MongoDB C# Driver throws System.Text.DecoderFallbackException

This is a pretty straightforward issue, though I’m not sure why it’s happening. It’s caused by including a unicode emoji (probably other unicode characters too) after a regular letter in a BsonDocument key, like this:

var bsonDoc = new BsonDocument();
bsonDoc["i😀"] = "invalid";

The driver allows you to save this in a document, but will throw the exception when querying for it or when calling ToString on the command, like this:

var settings = MongoClientSettings.FromConnectionString(connectionString);
settings.ClusterConfigurator = builder =>
{
    builder.Subscribe<CommandStartedEvent>(e =>
    {
        var str = e.Command.ToString(); // this throws a System.Text.DecoderFallbackException
    });
};

The full exception is System.Text.DecoderFallbackException : Unable to translate bytes [F0][9F][98] at index -1 from specified code page to Unicode.

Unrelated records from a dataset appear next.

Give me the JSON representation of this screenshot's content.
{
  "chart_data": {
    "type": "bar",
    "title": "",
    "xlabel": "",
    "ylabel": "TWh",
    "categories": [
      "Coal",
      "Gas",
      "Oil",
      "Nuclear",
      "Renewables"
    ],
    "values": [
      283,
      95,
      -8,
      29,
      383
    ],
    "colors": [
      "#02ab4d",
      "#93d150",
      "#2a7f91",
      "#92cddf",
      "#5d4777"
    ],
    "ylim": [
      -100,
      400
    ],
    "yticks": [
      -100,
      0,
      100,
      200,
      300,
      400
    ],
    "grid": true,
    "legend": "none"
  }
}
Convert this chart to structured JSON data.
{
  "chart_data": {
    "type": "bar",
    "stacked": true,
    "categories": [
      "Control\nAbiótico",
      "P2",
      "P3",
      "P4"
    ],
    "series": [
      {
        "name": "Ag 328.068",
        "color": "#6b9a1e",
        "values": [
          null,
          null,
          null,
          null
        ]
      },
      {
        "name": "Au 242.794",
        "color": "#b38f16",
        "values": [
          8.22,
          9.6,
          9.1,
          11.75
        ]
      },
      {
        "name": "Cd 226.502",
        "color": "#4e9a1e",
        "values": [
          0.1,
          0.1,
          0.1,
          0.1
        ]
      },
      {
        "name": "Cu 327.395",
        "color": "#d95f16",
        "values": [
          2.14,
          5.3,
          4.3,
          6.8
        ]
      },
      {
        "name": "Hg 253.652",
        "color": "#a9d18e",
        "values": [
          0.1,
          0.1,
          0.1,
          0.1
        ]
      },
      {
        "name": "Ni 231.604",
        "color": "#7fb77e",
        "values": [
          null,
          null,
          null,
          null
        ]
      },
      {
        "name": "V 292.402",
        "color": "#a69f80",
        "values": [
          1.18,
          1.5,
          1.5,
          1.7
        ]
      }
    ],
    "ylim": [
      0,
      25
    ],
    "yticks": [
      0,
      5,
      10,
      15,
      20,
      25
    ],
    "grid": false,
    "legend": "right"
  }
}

Calling ToString on the document before saving it with InsertOneAsync(bsonDoc) succeeds, like this:

var valid = bsonDoc.ToString(); // no exception - shows { "i\ud83d\ude00" : "invalid" }

I was able to reproduce this in the MongoDB.Driver.Examples solution in the InsertPrimer test by adding this invalid document. It will throw the exception either by adding a query to the test to retrieve the document, or by adding the CommandStartedEvent subscriber in PrimerTestFixture, and calling ToString on the command. Both of these scenarios call into System.Text.UTF8Encoding.GetString where the exception is originating from.

It doesn’t throw the exception with just the unicode character like “:grinning:” or if the letter is after the character like “:grinning:i”. It only throws when starting with a letter.

The fact that calling ToString on the document succeeds before saving it, but fails when called on the command before it gets executed implies that something is happening in the driver to mutate the unicode into something invalid.